The convolution-to-multiplication rule again does the heavy lifting. Filtering a signal by an FIR filter of length M takes O(NM) operations directly; equivalently, one product Y(z) = H(z)X(z) — used together with FFT for long signals to drop the cost to O(N log N).

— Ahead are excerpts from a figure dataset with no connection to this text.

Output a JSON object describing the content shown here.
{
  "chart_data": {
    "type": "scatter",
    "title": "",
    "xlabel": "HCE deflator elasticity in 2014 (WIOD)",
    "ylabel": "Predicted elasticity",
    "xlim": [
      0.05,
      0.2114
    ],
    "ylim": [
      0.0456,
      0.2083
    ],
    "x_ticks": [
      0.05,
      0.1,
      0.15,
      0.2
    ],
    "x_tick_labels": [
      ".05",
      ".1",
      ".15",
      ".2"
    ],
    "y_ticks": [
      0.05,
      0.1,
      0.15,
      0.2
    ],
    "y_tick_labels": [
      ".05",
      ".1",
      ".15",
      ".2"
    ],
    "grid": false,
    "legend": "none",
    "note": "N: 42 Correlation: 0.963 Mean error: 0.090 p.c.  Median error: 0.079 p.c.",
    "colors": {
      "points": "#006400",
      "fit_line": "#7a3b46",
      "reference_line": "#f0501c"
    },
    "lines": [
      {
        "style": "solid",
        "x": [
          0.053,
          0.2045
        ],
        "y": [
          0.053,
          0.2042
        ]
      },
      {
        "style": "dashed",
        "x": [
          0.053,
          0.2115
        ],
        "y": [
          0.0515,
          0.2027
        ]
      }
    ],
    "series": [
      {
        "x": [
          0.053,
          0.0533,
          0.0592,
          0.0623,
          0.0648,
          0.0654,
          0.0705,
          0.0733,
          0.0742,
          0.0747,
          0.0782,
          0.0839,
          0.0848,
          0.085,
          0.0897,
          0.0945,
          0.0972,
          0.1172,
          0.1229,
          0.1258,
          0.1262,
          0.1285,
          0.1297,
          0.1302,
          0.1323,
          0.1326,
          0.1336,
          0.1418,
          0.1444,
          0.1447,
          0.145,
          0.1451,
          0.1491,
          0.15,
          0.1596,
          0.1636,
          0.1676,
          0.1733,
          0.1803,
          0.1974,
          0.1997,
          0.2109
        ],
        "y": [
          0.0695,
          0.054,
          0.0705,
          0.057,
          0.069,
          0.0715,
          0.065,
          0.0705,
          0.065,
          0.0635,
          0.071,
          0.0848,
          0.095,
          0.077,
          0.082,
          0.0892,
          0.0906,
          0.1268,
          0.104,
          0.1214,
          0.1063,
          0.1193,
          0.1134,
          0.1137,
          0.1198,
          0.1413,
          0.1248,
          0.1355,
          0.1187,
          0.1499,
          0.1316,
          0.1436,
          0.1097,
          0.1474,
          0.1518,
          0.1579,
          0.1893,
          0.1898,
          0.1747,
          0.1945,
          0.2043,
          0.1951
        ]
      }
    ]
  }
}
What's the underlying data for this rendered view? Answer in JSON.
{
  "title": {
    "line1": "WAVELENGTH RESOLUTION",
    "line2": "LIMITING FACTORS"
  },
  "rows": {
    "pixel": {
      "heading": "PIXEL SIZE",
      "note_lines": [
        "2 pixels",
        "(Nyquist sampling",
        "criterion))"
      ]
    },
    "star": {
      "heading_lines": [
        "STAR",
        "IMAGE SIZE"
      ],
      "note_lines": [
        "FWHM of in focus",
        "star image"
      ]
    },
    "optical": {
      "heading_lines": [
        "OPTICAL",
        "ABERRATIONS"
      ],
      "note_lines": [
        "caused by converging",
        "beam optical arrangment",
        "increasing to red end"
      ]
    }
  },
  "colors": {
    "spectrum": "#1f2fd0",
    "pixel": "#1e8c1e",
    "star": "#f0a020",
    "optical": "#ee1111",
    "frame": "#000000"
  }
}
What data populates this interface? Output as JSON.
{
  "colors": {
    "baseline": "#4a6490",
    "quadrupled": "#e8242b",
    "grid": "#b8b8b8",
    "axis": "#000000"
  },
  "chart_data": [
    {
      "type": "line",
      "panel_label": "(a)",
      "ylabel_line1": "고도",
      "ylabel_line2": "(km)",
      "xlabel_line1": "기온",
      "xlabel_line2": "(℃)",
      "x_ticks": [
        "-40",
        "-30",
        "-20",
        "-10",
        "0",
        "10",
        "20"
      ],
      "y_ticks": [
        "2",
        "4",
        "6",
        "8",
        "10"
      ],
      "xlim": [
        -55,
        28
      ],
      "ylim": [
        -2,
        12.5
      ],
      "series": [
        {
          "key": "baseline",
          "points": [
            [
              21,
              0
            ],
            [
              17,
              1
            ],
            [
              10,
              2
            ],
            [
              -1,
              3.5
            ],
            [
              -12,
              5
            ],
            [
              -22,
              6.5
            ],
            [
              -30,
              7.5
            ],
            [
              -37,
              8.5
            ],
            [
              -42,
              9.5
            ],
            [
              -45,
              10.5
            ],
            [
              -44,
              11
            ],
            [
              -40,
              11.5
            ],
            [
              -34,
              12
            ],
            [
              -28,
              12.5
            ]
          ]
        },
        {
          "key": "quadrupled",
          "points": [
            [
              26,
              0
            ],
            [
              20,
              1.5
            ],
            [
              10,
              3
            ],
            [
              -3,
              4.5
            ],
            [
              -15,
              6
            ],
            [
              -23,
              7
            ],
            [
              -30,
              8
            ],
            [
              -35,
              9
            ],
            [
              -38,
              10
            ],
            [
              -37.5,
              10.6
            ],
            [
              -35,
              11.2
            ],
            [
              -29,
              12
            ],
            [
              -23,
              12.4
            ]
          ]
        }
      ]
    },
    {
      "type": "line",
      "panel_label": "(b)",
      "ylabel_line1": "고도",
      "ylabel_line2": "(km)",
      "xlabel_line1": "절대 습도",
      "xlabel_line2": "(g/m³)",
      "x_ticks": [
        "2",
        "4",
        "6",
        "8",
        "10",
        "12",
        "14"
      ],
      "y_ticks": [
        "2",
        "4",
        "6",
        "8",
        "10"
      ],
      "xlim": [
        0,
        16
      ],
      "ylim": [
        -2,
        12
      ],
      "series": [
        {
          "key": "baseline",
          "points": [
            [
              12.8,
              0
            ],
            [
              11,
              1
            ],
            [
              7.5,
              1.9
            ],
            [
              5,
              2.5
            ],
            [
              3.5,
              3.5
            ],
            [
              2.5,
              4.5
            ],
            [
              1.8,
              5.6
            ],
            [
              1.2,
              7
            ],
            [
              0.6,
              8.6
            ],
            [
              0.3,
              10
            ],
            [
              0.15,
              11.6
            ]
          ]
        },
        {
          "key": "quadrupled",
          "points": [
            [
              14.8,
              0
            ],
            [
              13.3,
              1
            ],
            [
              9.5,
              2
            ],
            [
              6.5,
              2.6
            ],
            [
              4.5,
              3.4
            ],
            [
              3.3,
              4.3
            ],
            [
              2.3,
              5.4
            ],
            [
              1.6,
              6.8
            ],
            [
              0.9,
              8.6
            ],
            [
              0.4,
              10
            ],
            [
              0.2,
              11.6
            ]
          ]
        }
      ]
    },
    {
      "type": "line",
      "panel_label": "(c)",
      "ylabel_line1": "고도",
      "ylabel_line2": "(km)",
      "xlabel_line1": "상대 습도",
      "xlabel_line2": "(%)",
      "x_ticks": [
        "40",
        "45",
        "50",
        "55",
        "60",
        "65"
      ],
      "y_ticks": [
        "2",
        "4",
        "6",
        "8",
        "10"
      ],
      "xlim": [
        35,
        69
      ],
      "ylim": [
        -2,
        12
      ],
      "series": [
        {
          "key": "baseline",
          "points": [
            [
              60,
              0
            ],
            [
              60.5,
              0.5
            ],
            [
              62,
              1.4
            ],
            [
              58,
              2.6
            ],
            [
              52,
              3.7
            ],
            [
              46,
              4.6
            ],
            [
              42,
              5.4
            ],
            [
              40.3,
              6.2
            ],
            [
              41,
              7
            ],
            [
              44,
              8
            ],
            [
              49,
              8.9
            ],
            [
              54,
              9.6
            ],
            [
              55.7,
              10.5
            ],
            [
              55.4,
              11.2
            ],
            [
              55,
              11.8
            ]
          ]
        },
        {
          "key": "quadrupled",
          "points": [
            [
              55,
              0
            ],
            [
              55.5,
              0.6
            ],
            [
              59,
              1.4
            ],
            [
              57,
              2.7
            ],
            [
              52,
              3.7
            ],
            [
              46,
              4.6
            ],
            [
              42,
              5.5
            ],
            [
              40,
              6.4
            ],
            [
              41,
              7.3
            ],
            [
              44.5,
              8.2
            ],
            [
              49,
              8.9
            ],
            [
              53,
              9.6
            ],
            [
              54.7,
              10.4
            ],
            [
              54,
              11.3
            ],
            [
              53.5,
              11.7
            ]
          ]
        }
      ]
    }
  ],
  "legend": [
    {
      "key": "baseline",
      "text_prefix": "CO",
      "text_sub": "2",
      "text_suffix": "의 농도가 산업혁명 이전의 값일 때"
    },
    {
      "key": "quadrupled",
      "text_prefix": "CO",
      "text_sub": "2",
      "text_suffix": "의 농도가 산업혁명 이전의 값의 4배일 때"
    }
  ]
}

Where the Z-transform shows up

• Digital filter design. An IIR filter is specified by its rational transfer function H(z). Lowpass, highpass, bandpass, and notch filters are designed by placing poles inside the unit circle (for stability) and zeros on the unit circle (to attenuate specific frequencies). MP3 encoders, telephone codecs, equalizers, and noise-cancelling headphones are all just careful pole-zero placements.
• Control of sampled-data systems. A continuous plant controlled by a digital computer is analysed in the z-plane: discretise the plant via z = e^(sT), design a controller with poles inside the unit circle, then implement it as a difference equation. Aircraft autopilots and chemical-process controllers run on this loop.
• Solving recurrences. Probability problems with discrete state, like the gambler's ruin or random walks on a graph, often reduce to linear recurrences. The Z-transform produces closed-form solutions in the same way Laplace produces closed-form ODE solutions.
• Generating functions. A combinatorial generating function ∑ aₙ xⁿ is just the Z-transform with z = 1/x. Counting problems — Fibonacci, Catalan, partitions — are routinely solved by reading off coefficients of a rational generating function, which is identical to inverting a Z-transform by partial fractions.

Common mistakes

• Confusing Z-transform poles with Laplace poles. Stability for Laplace is Re(s) < 0; for Z it's |z| < 1. The mapping z = e^(sT) takes the LHP into the unit disk, but the test conditions look completely different. Always check which transform you're working in.
• Ignoring the region of convergence. Two different sequences can produce the same algebraic X(z) — a right-sided one and a left-sided one — distinguished only by the ROC. For one-sided causal signals you can usually skip this, but for general analysis the ROC is essential.
• Treating z^(−1) as just notation. z^(−1) is the unit-delay operator and obeys algebra. The expression (1 − ½ z^(−1)) Y(z) literally means y[n] − ½ y[n−1]; mixing positive and negative powers without keeping that interpretation in mind leads to sign errors.
• Using Z directly on continuous-time signals. The Z-transform expects a sequence. Apply it to f(t) without sampling first and the result is not what you want; always sample at intervals T satisfying the Nyquist criterion.
• Forgetting initial-condition corrections in the unilateral form. Z{x[n + 1]} = z X(z) − z x[0], not just z X(z). Drop the x[0] term and your transient response will be wrong.